We provide tracing out-of-the-box, and you can add any custom traces using OpenTelemetry

Read more about Tracing.

Palico Studio

Palico Studio is your Control Panel for your Palico App. With Palico Studio you can:

  • Chat with your LLM Agents or Workflows
  • Compare responses side by side
  • Manage experiments
  • Review runtime traces

During development, Palico Studio runs on your local machine to help aide in your development. In production, you can use this control panel to monitor runtime analytics.

Palico.Studio.Demo.mp4

Read more about Palico Studio.

FAQ

How does libraries like LangChain compared to Palico

LangChain and LlamaIndex are more like libraries that helps you achieve different tasks with LLM Development. For example, they provide you tools to connect with different LLM providers, connect to vector database, create evaluations, and more. They are more like a swiss army knife that helps you achieve different tasks with LLM Development. It's up to you to use these tools to structure your LLM application development for maximum productivity.

We are a framework (not a library) that has strong opinions on how you should structure your LLM application development. Our opinion is biased towards accuracy improvement through rapid experimentations. With our framework, you have a standard process, and an integrated set of tools, that helps you build your LLM application, measure accuracy, and run experiments. These processes all work together to maximize experiment-ability of your LLM application so you can reach your accuracy goals faster.

As we are a framework and LangChain or LlamaIndex are libraries, you can directly use LangChain or LlamaIndex within our application to help with tasks such as calling LLM models or managing your RAG layer while using our framework to streamline your experimentation process.

How does evaluation libraries compared to Palico

Evaluation frameworks are often just a tool to help you grade the response of your LLM application. They may provide some proprietary observability and tracing tools.
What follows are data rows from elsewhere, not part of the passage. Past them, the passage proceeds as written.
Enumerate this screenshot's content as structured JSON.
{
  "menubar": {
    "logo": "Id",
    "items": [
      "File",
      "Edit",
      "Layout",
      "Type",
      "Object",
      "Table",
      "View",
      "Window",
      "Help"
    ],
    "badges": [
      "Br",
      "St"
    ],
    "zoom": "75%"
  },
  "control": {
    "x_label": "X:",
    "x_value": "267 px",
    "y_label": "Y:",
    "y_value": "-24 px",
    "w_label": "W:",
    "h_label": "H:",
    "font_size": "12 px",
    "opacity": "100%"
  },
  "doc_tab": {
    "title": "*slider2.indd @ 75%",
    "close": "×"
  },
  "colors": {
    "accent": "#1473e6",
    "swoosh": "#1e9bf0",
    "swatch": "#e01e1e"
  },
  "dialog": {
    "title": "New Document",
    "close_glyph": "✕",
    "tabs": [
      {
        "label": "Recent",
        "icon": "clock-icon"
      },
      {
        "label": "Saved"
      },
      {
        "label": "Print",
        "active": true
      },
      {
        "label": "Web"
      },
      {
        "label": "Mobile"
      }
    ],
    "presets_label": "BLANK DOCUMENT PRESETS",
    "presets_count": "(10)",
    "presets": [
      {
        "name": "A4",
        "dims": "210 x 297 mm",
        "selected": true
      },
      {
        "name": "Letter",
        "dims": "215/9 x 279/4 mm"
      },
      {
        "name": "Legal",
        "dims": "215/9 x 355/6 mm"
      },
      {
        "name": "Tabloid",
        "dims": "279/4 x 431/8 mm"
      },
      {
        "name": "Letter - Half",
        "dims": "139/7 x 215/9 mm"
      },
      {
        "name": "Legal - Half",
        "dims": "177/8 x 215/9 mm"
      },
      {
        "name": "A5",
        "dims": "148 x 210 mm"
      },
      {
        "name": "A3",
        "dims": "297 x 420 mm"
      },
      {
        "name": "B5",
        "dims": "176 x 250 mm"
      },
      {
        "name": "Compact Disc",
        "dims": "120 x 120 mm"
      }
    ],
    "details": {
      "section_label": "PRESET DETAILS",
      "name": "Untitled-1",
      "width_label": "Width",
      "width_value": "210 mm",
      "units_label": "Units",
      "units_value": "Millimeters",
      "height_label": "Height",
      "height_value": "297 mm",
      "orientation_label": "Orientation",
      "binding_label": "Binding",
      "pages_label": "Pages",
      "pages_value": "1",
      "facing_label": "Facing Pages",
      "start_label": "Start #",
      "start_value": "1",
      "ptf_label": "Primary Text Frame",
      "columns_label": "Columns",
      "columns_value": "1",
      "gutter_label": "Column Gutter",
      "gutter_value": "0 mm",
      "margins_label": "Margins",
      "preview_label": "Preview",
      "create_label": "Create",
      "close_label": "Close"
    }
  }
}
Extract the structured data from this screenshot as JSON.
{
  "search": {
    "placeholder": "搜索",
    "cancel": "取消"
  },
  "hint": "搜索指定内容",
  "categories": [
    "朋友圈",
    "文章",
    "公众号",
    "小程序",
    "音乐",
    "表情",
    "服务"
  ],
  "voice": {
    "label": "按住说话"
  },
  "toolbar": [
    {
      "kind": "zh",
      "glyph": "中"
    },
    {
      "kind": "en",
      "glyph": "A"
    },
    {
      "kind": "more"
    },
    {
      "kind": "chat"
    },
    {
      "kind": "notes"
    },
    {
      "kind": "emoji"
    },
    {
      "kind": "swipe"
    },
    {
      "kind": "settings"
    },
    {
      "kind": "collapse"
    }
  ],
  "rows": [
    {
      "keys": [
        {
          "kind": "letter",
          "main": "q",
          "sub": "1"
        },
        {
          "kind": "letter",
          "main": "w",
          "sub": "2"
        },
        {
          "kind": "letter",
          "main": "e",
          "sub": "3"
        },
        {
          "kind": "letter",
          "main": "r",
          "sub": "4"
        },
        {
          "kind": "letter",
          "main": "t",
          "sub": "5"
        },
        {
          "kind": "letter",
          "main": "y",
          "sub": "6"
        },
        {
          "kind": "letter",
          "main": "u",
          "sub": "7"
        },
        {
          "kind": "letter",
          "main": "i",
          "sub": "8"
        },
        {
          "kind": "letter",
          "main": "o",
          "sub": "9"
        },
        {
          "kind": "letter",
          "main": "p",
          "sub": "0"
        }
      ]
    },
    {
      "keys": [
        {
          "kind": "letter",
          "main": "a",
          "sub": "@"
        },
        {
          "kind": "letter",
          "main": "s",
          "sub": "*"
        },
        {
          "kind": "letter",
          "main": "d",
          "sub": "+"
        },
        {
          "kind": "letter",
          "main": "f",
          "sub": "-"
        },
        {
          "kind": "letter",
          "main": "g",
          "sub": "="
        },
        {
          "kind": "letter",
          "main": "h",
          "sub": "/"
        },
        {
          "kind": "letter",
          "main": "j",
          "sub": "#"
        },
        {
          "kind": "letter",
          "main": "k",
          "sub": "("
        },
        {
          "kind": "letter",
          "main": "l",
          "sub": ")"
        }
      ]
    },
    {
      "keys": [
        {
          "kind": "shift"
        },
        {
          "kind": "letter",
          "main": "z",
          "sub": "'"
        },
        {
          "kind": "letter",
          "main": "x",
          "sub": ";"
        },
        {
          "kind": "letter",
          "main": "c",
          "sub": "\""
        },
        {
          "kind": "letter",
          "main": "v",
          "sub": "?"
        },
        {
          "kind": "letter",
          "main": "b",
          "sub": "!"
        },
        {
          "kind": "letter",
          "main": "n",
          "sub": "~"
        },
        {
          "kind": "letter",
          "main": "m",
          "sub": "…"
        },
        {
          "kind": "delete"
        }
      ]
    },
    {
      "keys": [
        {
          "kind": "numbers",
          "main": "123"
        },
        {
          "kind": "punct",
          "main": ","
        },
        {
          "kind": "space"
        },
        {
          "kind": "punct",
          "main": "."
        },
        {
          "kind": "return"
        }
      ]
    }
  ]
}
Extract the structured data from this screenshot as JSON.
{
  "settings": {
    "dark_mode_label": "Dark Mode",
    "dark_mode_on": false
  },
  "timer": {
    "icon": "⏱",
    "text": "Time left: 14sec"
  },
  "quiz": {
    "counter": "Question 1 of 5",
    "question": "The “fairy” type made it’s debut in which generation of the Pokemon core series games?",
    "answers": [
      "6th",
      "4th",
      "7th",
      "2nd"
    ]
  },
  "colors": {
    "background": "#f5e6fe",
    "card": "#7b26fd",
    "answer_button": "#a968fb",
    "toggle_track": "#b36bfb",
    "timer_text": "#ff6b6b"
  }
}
They however do not help you structure your LLM application development for rapid experimentation. They do not help you build your LLM application. They do not help you deploy your LLM application. The responsibility you have when using an evaluation framework is you need to build your own experiment management system that helps you scale your experimentation process across your team. You will have lots of fragmented tools that you need to integrate together to get a full picture of your LLM application.

We are a more integrated framework that helps you build, scale experimentation, and deploy your LLM application. We provide a more integrated experience for your team to work on LLM applications.